7 thoughts on “I Still think James Cone is better than N.T. Wright!

  1. I guess it depends on what is being addressed, but I am in very much agreement with your line where you say “it is a modernist bias to think that a scholarly interpretation trumps the emotional and intuitive response of uneducated and marginalized people.”

  2. Both Wright and Cone have been among the most influential theologians for my own thought… I wouldn’t say one is “better” than the other, though… just that their objectives are different and they take different strategies to make their arguments. I think that in theology, which as you said, has such a tendency to become disinterested or aloof, or to show bias towards the intelligentsia over the experiences of real people (esp. the poor), we need the voices of those like Cone. But we also need Wright’s approach, and his (admittedly imperfect) attempts to objectively examine the text– it depends on the audience, and also the kind of argument being made.
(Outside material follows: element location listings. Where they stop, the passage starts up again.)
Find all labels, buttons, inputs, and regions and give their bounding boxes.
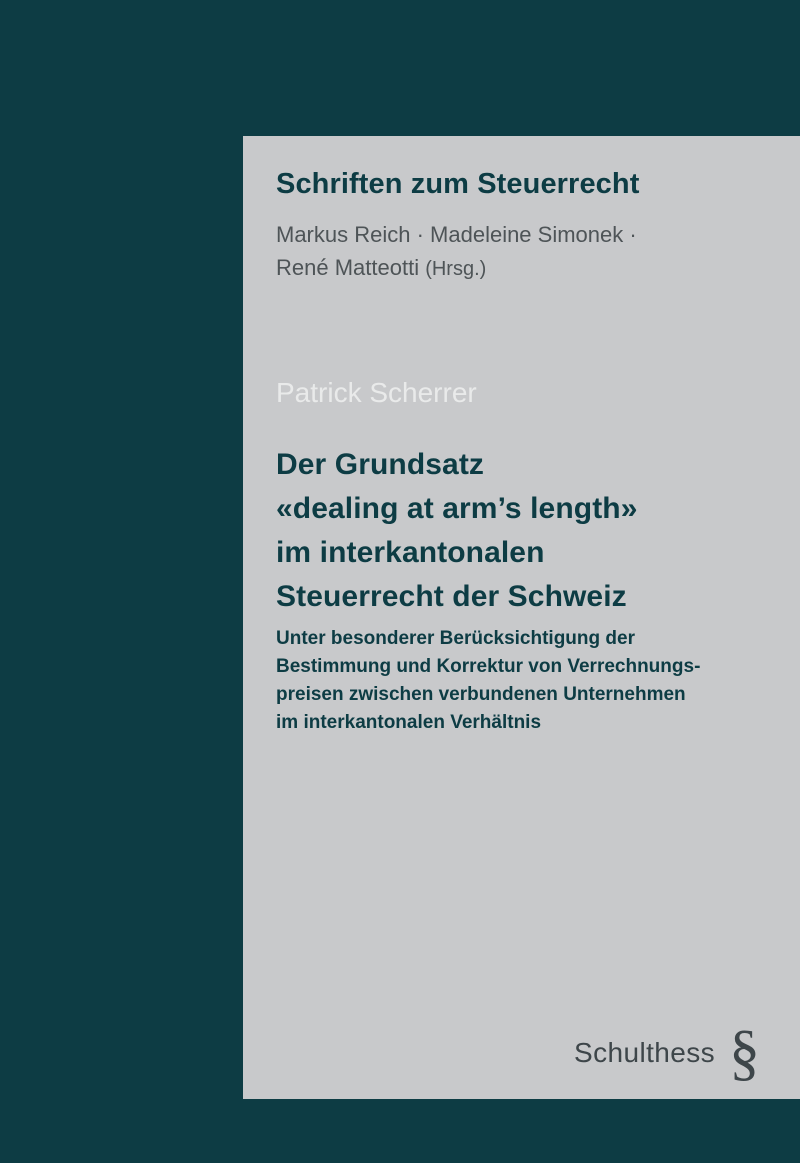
series-editors xyxy=(276,218,746,286)
subtitle-line-4: im interkantonalen Verhältnis xyxy=(276,712,542,733)
editor-name-matteotti: René Matteotti xyxy=(276,255,426,280)
editors-line-1: Markus Reich · Madeleine Simonek · xyxy=(276,222,637,247)
publisher-name: Schulthess xyxy=(574,1037,715,1068)
subtitle-line-3: preisen zwischen verbundenen Unternehmen xyxy=(276,684,686,705)
title-line-4: Steuerrecht der Schweiz xyxy=(276,580,627,613)
section-sign-icon: § xyxy=(729,1019,760,1087)
series-title: Schriften zum Steuerrecht xyxy=(276,168,640,200)
editors-role: (Hrsg.) xyxy=(425,258,487,280)
subtitle-line-2: Bestimmung und Korrektur von Verrechnungs- xyxy=(276,656,701,677)
book-subtitle xyxy=(276,625,766,737)
editors-line-2 xyxy=(276,251,746,286)
subtitle-line-1: Unter besonderer Berücksichtigung der xyxy=(276,628,635,649)
author-name: Patrick Scherrer xyxy=(276,377,477,408)
title-line-3: im interkantonalen xyxy=(276,536,545,569)
book-title xyxy=(276,443,766,619)
title-line-1: Der Grundsatz xyxy=(276,448,485,481)
title-line-2: «dealing at arm’s length» xyxy=(276,492,638,525)
publisher-logo xyxy=(470,1019,760,1087)
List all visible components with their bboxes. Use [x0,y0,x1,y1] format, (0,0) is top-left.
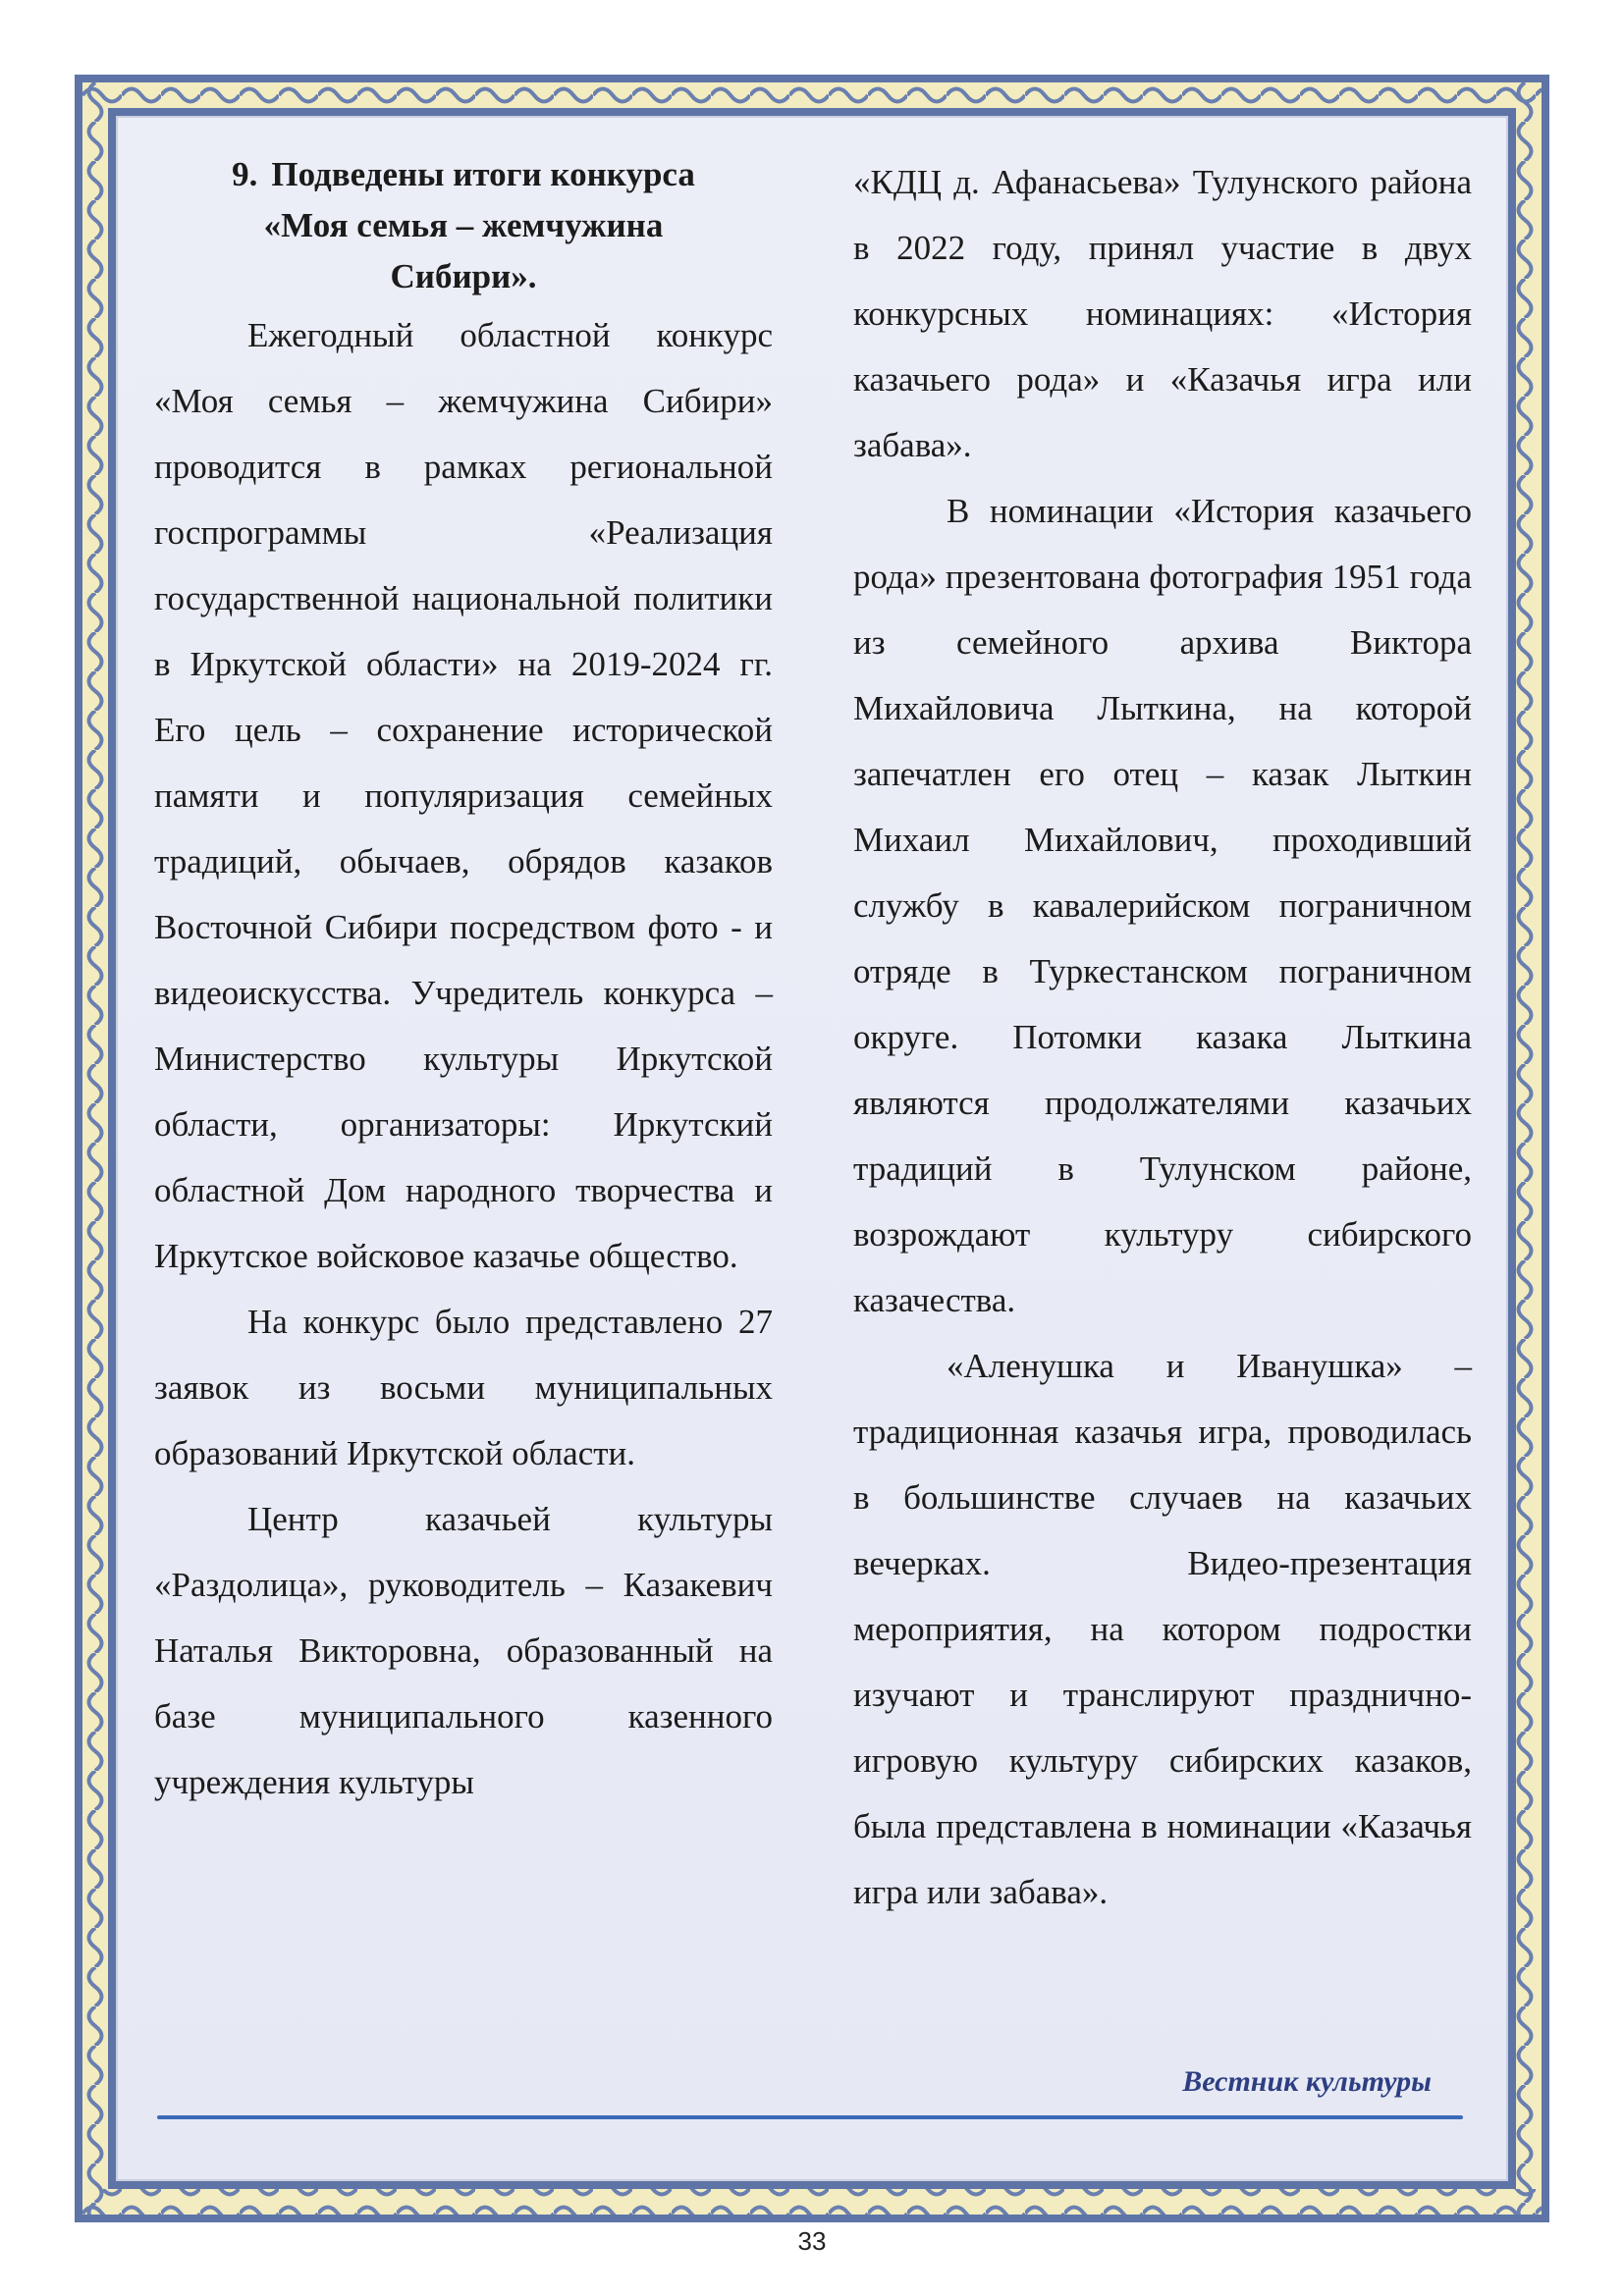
footer-rule [157,2115,1463,2119]
article-heading [154,149,773,302]
paragraph-cossack-game: «Аленушка и Иванушка» – традиционная казачья игра, проводилась в большинстве случаев на казачьих вечерках. Видео-презентация мероприятия, на котором подростки изучают и транслируют празднично-игровую культуру сибирских казаков, была представлена в номинации «Казачья игра или забава». [853,1347,1472,1911]
heading-line-2: «Моя семья – жемчужина [263,206,664,244]
paragraph-center: Центр казачьей культуры «Раздолица», руководитель – Казакевич Наталья Викторовна, образованный на базе муниципального казенного учреждения культуры [154,1500,773,1801]
publication-masthead: Вестник культуры [1182,2065,1432,2098]
paragraph-family-history: В номинации «История казачьего рода» презентована фотография 1951 года из семейного архива Виктора Михайловича Лыткина, на которой запечатлен его отец – казак Лыткин Михаил Михайлович, проходивший службу в кавалерийском пограничном отряде в Туркестанском пограничном округе. Потомки казака Лыткина являются продолжателями казачьих традиций в Тулунском районе, возрождают культуру сибирского казачества. [853,492,1472,1319]
heading-line-1: Подведены итоги конкурса [271,155,695,193]
right-column [853,149,1472,1925]
paragraph-applications: На конкурс было представлено 27 заявок из восьми муниципальных образований Иркутской области. [154,1303,773,1472]
page-number: 33 [797,2226,827,2256]
paragraph-intro: Ежегодный областной конкурс «Моя семья – жемчужина Сибири» проводится в рамках региональной госпрограммы «Реализация государственной национальной политики в Иркутской области» на 2019-2024 гг. Его цель – сохранение исторической памяти и популяризация семейных традиций, обычаев, обрядов казаков Восточной Сибири посредством фото - и видеоискусства. Учредитель конкурса – Министерство культуры Иркутской области, организаторы: Иркутский областной Дом народного творчества и Иркутское войсковое казачье общество. [154,316,773,1275]
paragraph-participation: «КДЦ д. Афанасьева» Тулунского района в 2022 году, принял участие в двух конкурсных номинациях: «История казачьего рода» и «Казачья игра или забава». [853,163,1472,464]
heading-number: 9. [232,155,258,193]
heading-line-3: Сибири». [390,257,537,295]
left-column [154,149,773,1815]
    But, yeah, whatever. Fact is, my theology would look radically different without either of them. They’re both must-reads.
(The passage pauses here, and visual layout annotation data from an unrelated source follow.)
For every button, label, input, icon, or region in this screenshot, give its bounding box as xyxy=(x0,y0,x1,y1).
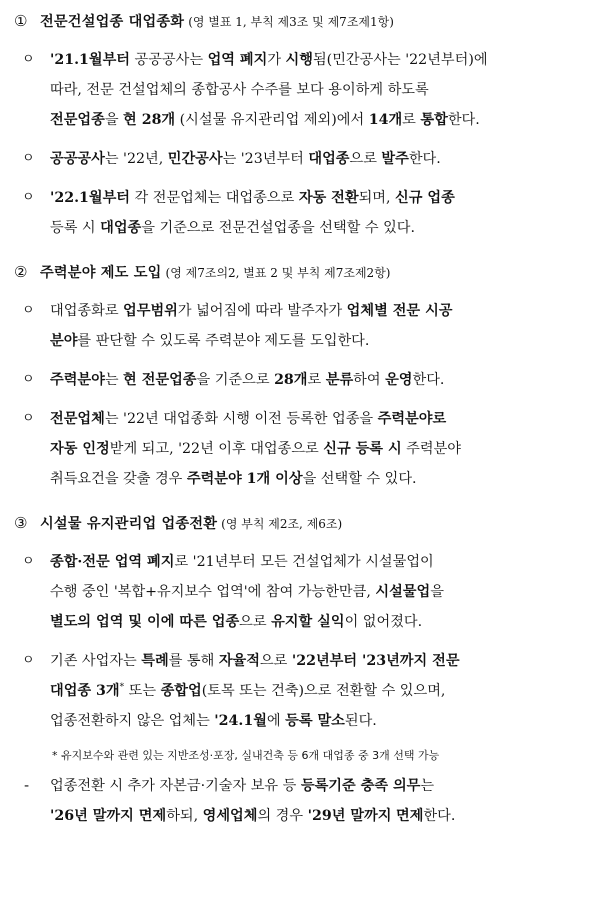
footnote-marker: * xyxy=(119,682,125,693)
section-1-bullet-2 xyxy=(14,144,600,174)
text-line: 수행 중인 '복합+유지보수 업역'에 참여 가능한만큼, 시설물업을 xyxy=(50,584,444,600)
section-2-heading xyxy=(14,257,600,287)
section-3-number: ③ xyxy=(14,514,28,532)
section-1-bullet-1 xyxy=(14,45,600,135)
text-line: 분야를 판단할 수 있도록 주력분야 제도를 도입한다. xyxy=(50,333,370,349)
text-line: 전문업종을 현 28개 (시설물 유지관리업 제외)에서 14개로 통합한다. xyxy=(50,112,480,128)
circle-bullet-icon: ㅇ xyxy=(22,190,35,205)
text-line: 별도의 업역 및 이에 따른 업종으로 유지할 실익이 없어졌다. xyxy=(50,614,423,630)
circle-bullet-icon: ㅇ xyxy=(22,411,35,426)
section-2-reference: (영 제7조의2, 별표 2 및 부칙 제7조제2항) xyxy=(165,266,391,280)
circle-bullet-icon: ㅇ xyxy=(22,653,35,668)
section-3-title: 시설물 유지관리업 업종전환 xyxy=(40,516,218,532)
section-1-number: ① xyxy=(14,12,28,30)
circle-bullet-icon: ㅇ xyxy=(22,52,35,67)
section-3-heading xyxy=(14,508,600,538)
text-line: 업종전환하지 않은 업체는 '24.1월에 등록 말소된다. xyxy=(50,713,377,729)
section-3-reference: (영 부칙 제2조, 제6조) xyxy=(221,517,343,531)
section-3-bullet-1 xyxy=(14,547,600,637)
text-line: 자동 인정받게 되고, '22년 이후 대업종으로 신규 등록 시 주력분야 xyxy=(50,441,461,457)
circle-bullet-icon: ㅇ xyxy=(22,303,35,318)
section-2-bullet-1 xyxy=(14,296,600,356)
text-line: '22.1월부터 각 전문업체는 대업종으로 자동 전환되며, 신규 업종 xyxy=(50,190,455,206)
text-line: 등록 시 대업종을 기준으로 전문건설업종을 선택할 수 있다. xyxy=(50,220,416,236)
section-1-bullet-3 xyxy=(14,183,600,243)
text-line: 주력분야는 현 전문업종을 기준으로 28개로 분류하여 운영한다. xyxy=(50,372,445,388)
text-line: '21.1월부터 공공공사는 업역 폐지가 시행됨(민간공사는 '22년부터)에 xyxy=(50,52,488,68)
text-line: 대업종화로 업무범위가 넓어짐에 따라 발주자가 업체별 전문 시공 xyxy=(50,303,453,319)
circle-bullet-icon: ㅇ xyxy=(22,554,35,569)
text-line: 업종전환 시 추가 자본금·기술자 보유 등 등록기준 충족 의무는 xyxy=(50,778,435,794)
section-2-bullet-3 xyxy=(14,404,600,494)
dash-bullet-icon: - xyxy=(24,778,30,794)
text-line: 공공공사는 '22년, 민간공사는 '23년부터 대업종으로 발주한다. xyxy=(50,151,441,167)
text-line: 따라, 전문 건설업체의 종합공사 수주를 보다 용이하게 하도록 xyxy=(50,82,429,98)
text-line: 전문업체는 '22년 대업종화 시행 이전 등록한 업종을 주력분야로 xyxy=(50,411,447,427)
footnote: * 유지보수와 관련 있는 지반조성·포장, 실내건축 등 6개 대업종 중 3개 선택 가능 xyxy=(52,749,440,762)
section-1-reference: (영 별표 1, 부칙 제3조 및 제7조제1항) xyxy=(188,15,394,29)
section-1-heading xyxy=(14,6,600,36)
section-2-title: 주력분야 제도 도입 xyxy=(40,265,162,281)
circle-bullet-icon: ㅇ xyxy=(22,151,35,166)
text-line: '26년 말까지 면제하되, 영세업체의 경우 '29년 말까지 면제한다. xyxy=(50,808,456,824)
circle-bullet-icon: ㅇ xyxy=(22,372,35,387)
text-line: 종합·전문 업역 폐지로 '21년부터 모든 건설업체가 시설물업이 xyxy=(50,554,434,570)
section-1-title: 전문건설업종 대업종화 xyxy=(40,14,185,30)
text-line: 취득요건을 갖출 경우 주력분야 1개 이상을 선택할 수 있다. xyxy=(50,471,417,487)
section-3-bullet-2 xyxy=(14,646,600,736)
section-2-bullet-2 xyxy=(14,365,600,395)
text-line: 대업종 3개* 또는 종합업(토목 또는 건축)으로 전환할 수 있으며, xyxy=(50,682,446,699)
section-2-number: ② xyxy=(14,263,28,281)
text-line: 기존 사업자는 특례를 통해 자율적으로 '22년부터 '23년까지 전문 xyxy=(50,653,460,669)
section-3-dash-item xyxy=(14,771,600,831)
    (For the record, I vote either Moltmann or Gutierrez as most important theologian of the 20th century… Cone would be in top 8, and Wright would be top 10 or 15; he’ll be more important as the 21st century progresses…but that’s just me spitballin’….)

    Since we’re talking about lifting up the perspective of the marginalized, btw, perhaps we should consider the prolific “life-based” theological witnesses, as well as the writings, of the likes of Martin Luther King and Mother Teresa and Desmond Tutu… and consider them among the top “theologians” as well…. (Our theology needs their approaches as well.) Thoughts?

  3. Thanks for your thoughts yall.. I’ll be honest, I picked Cone and Wright specifically because I thought they were symbolic figures who represent larger traditions. So folks like Gutierrez fall within the Cone argument for me. Given that, I should modify my statement and say that I believe Cone is the most important AMERICAN theologian in the 1900’s. He passionately addressed the primary ills of the society he lived in and experienced.

    Folks like Dr. King and Mother Teresa must be considered as well. Unfortunately, some of the best sources are from people who have embodied theology who have not been privileged to stop and write at all. The fact that we have even read any of these folks, means that they have gained some sort of privilege (as we have as well if we have read them). I have had the benefit of sitting and hearing the stories of several civil rights freedom fighters, and their theology and wisdom is overwhelmingly powerful.

    Lastly, I really am not hating on Wright at all. I think he is a scholar and worth reading. I just don’t think that approach is as valuable and as organic as Cone’s, and those who allow thought, feeling, and intuition to emerge out of their experiential response to a particular event or concrete reality. It is one’s marginalized subjectivity that informs us the most when doing theology.